One of the reasons that India still has faith in capital punishments is that it offers required
deterrence. In a country as varied and diverse and vast as India, such rules are necessary to
invoke fear in people. But studies and alarmingly rising no. of rape cases prove that it has not
been able to provide the required deterrence. That the imposition of death penalty has proved
to be ineffective in controlling crime rate.
“Inherently there are serious flaws in capital sentencing. Handing over the death penalty is
dependent on various factors such as existing biases amongst law enforcers, social biases,
media reports, public outrage, social and financial status of the culprit, quality of legal
representation and last but not the least the bent of mind of the judges”. (Abolish Death
Penalty India, blogspot 2013).
CONCLUSION
The above two cases confirmed more than just showing the pros and cons of death penalty
which is that the rationale provided for the justification of retaining death penalty is a failure.
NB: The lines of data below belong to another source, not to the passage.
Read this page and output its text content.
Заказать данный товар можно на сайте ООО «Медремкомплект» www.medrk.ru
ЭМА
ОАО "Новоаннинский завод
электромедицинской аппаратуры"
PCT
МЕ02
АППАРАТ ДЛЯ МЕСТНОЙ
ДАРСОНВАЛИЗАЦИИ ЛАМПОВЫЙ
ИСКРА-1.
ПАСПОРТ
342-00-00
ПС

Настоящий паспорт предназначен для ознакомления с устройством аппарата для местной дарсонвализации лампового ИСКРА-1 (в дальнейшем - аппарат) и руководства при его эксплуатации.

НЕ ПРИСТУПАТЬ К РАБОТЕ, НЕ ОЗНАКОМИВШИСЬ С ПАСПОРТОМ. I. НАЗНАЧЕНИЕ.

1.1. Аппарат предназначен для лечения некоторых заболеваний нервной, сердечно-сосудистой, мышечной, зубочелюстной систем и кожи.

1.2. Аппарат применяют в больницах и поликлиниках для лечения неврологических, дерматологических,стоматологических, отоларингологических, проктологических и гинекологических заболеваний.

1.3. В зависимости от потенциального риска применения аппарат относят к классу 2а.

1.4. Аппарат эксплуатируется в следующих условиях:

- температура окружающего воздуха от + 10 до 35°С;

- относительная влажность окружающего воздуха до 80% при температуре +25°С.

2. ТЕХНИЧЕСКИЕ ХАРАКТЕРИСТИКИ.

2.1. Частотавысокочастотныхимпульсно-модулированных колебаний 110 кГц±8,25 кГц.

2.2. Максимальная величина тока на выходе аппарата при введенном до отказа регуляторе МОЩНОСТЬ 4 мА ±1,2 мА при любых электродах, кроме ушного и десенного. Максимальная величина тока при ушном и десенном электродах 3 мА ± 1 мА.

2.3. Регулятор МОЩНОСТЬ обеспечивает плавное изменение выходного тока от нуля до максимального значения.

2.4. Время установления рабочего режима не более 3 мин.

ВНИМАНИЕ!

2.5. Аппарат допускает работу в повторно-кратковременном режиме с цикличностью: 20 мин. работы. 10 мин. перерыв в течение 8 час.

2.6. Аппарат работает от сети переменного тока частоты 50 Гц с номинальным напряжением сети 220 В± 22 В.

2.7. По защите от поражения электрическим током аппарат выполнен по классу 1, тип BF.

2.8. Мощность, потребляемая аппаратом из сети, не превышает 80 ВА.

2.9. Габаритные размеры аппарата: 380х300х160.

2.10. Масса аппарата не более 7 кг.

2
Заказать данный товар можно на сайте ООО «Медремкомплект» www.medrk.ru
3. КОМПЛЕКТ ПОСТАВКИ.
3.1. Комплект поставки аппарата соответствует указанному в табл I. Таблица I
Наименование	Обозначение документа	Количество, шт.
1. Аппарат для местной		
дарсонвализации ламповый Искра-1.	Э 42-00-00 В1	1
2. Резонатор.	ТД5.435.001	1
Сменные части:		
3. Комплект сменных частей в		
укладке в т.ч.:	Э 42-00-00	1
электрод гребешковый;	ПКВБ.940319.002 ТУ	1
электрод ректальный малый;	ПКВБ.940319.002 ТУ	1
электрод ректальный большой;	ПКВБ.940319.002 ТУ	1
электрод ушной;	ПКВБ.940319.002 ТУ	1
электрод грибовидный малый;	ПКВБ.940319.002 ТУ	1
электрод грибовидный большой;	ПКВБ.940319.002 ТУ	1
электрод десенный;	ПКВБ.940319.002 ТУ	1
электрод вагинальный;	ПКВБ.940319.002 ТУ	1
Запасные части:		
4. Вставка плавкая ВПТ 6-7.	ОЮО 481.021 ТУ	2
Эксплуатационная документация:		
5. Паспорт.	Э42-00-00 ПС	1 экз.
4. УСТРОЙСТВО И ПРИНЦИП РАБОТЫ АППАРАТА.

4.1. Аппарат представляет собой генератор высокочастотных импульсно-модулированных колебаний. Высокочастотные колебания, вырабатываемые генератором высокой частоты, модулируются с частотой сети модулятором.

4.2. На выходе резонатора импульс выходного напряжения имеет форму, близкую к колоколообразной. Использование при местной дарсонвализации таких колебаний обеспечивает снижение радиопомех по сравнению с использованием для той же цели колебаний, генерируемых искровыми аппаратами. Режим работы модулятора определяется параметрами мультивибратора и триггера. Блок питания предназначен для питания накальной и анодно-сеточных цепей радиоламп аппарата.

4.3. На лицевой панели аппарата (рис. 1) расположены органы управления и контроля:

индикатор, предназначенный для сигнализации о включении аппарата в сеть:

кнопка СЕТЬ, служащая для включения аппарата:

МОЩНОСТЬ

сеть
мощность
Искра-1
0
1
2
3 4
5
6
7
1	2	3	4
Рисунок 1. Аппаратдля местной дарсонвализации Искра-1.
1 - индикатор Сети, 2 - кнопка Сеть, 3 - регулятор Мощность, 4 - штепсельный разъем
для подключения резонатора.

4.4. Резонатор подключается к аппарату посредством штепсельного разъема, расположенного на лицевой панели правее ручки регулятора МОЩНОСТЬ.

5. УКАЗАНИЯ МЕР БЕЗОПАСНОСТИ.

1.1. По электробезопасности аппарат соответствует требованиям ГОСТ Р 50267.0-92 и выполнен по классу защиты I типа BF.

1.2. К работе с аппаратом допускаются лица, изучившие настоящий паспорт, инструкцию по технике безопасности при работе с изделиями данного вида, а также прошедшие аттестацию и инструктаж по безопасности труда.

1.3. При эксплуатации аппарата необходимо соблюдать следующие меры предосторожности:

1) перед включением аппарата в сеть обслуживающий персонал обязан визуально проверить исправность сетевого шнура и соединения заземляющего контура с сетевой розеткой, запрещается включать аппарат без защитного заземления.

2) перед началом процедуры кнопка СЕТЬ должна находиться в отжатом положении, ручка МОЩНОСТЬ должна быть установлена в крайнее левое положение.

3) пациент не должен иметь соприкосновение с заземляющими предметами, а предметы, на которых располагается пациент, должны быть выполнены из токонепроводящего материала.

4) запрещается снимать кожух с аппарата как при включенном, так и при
The norm against death penalty is slowly evolving through human rights discourse,
ineffective argument for utilitarian basis, morality issues and legal errors. Death penalty is
against the very notion of the right to life, it does not serve the very purpose i.e. to deter
crime, but rather takes away the human agency of change and to repent, death is swift and
easy but to live with the fact is not. The evolvement of norm against death penalty is not
confine to the political and legal issues but it has trajectories at other dimension of life like
art, music, films and literature. It challenges the notion of capital punishment. It is the
product of oppression and injustice and planting a revolutionary thought into the mind of the
people. It attacked the norm of capital punishment with lyrics, expression, acts and explicit
words. An alternative can be life imprisonment, community service, solitary confinement,
reforms (criminals, judicial system and society) and correctional institutes. To quote
Singapore MP Laurence Lien in November 2012, “… Every human life is precious…it is not
just about our criminal justice system, which we also want to be proportionate and
restorative; it is about the type of society that we want to build – a society that values every
person, and one that doesn’t give up on its people.” Life is precious; human beings must
preserve it and not throw away one’s life but rather give a chance to redeem it.